Ketchup packets in kids shoe,
Wearing there mother or fathers shoes,
Tissue in shoes
Those are just some of the things I've had to deal with.
With a crying guest, especially with a child, its up to the parent if they want to ride or not. If the child is crying I will pull aside the family and see if the child stops or not. If there not to disruptive I will put them on the ride, with other guests and send the elevator. Now if the child is crying and cant com down but the family insists on going on and forcing the child on I will pull them aside and put them on there own elevator where the child can cry as much as they want. I will only do this though depending on wait time and time of day.
Anyway that emergency stop sounds wicked. A 30 mph train stopping in 8 feet! That is something i dont want to experience.
The crying child issue is a tricky one. But the parents will often know already if their kid's a screamer. On rides like Tower of Terror it's nonsense to take a small child. Then there's the effect on other riders. How fair is it to make someone wait 90 mins in line and then have it spoiled by a crying child. Parents have be realistic and have respect for fellow riders.

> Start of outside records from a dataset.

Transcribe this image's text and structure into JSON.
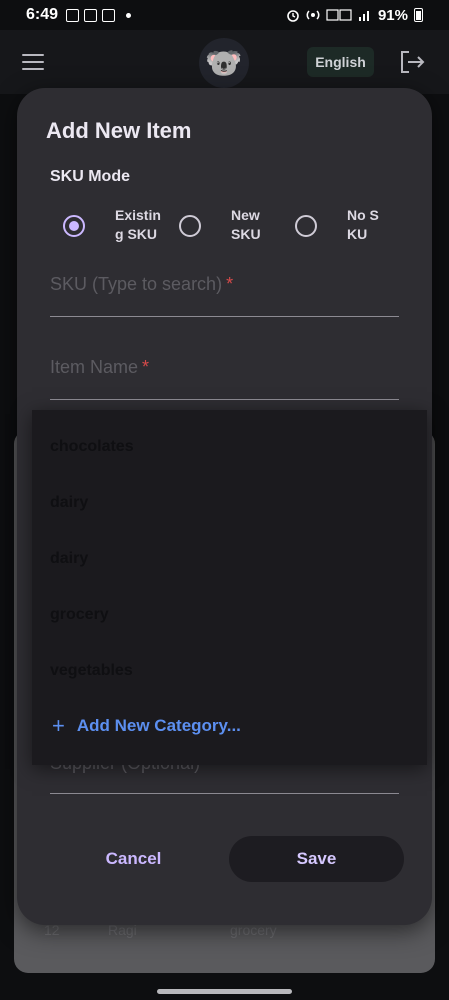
{
  "status_bar": {
    "time": "6:49",
    "battery": "91%"
  },
  "app_bar": {
    "avatar_emoji": "🐨",
    "language_button": "English"
  },
  "background_table": {
    "row": [
      "12",
      "Ragi",
      "grocery"
    ]
  },
  "dialog": {
    "title": "Add New Item",
    "sku_mode_label": "SKU Mode",
    "sku_options": [
      {
        "label": "Existing SKU",
        "selected": true
      },
      {
        "label": "New SKU",
        "selected": false
      },
      {
        "label": "No SKU",
        "selected": false
      }
    ],
    "sku_field": {
      "placeholder": "SKU (Type to search)",
      "required_mark": "*"
    },
    "item_name_field": {
      "placeholder": "Item Name",
      "required_mark": "*"
    },
    "supplier_field": {
      "placeholder": "Supplier (Optional)"
    },
    "cancel_label": "Cancel",
    "save_label": "Save"
  },
  "category_dropdown": {
    "items": [
      "chocolates",
      "dairy",
      "dairy",
      "grocery",
      "vegetables"
    ],
    "add_label": "Add New Category..."
  },
  "colors": {
    "accent": "#cbb8ff",
    "link": "#5c8ff0",
    "required": "#d64a4a",
    "dialog_bg": "#2e2d32"
  }
}
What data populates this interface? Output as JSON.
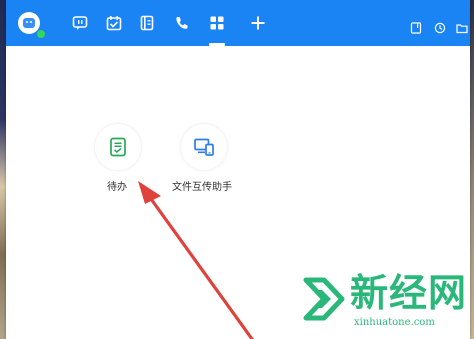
{
  "nav": {
    "items": [
      {
        "icon": "chat-icon",
        "active": false
      },
      {
        "icon": "calendar-check-icon",
        "active": false
      },
      {
        "icon": "contacts-book-icon",
        "active": false
      },
      {
        "icon": "phone-icon",
        "active": false
      },
      {
        "icon": "workbench-grid-icon",
        "active": true
      },
      {
        "icon": "plus-icon",
        "active": false
      }
    ],
    "system_icons": [
      "notebook-icon",
      "history-clock-icon",
      "folder-icon"
    ]
  },
  "apps": [
    {
      "label": "待办",
      "icon": "todo-checklist-icon",
      "color": "#2aa85a"
    },
    {
      "label": "文件互传助手",
      "icon": "file-transfer-icon",
      "color": "#2f7de8"
    }
  ],
  "watermark": {
    "title": "新经网",
    "url": "xinhuatone.com",
    "color": "#2ab87a"
  },
  "colors": {
    "titlebar": "#1b84f5",
    "annotation_arrow": "#e0413a"
  }
}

Mind you I cried on Stitch's Escape. But only on the way out because it was so bad and it was 30 minutes of my life that I knew I'd never get back.
As I said, we are rule followers and I agree that the height requirements are in place for safety reasons so while I understood, I just wish there was some consistency in the way chldren are measured. One full day of our vacation was ruined because of a CM - not at all a magical experience for us on that day.
AND ITS MOSTLY THE DARN PARENTS!!!!! DARN DARN DARN! I would measure the kids and if they were short, I always tried to sound very excited about the rides they COULD go on-- and they'd be very happy... but then the parents get mad about the rides their kids COULD NOT go on... and THAT'S when the kids start crying. (And yes, it doesn't help that BGT's rides were always compared to Disney's shorter height requirements)
UGGGGGH. i'm ranting and ranting and ranting!!!!
I really believe that every theme park has things to see and do no matter how small you are. It's not ALL about roller coasters.
My son was always big for his age so he met most of the height requirements early on. His maturity level was not commensurate with his height. I remember waiting in line at SM for over an hour. He was fine until we got up to the part of the queue where you could actually see the loading area. That is when he decided that this was not the ride for him...we exited. I hate seeing parents forcing their kids onto rides they are not ready for.
A part of society that no one has mentioned are the little people (or whatever the proper PC term is) of the world. Many of them do not reach the height requirement. I would love to hear their stories.
As for the height restriction issue. If they installed one or two laser measurers (like they have in hotels and Nike stores) somewhere near the entrance then parents would have an accurate printout for their child that could be shown to the CM at the line.
It could also print the list of rides that the child was able to go on to save more time. Just an idea.
That was almost a year ago and she still talks about the Barnstormer. We are going again in a few weeks (to celebrate my graduation from Grad School, any excuse to go back) and now she is ready to tackle Big Thunder Mountain! Oh and I measured her already and she is the proper height for the ride. So no hat adjustments on this visit.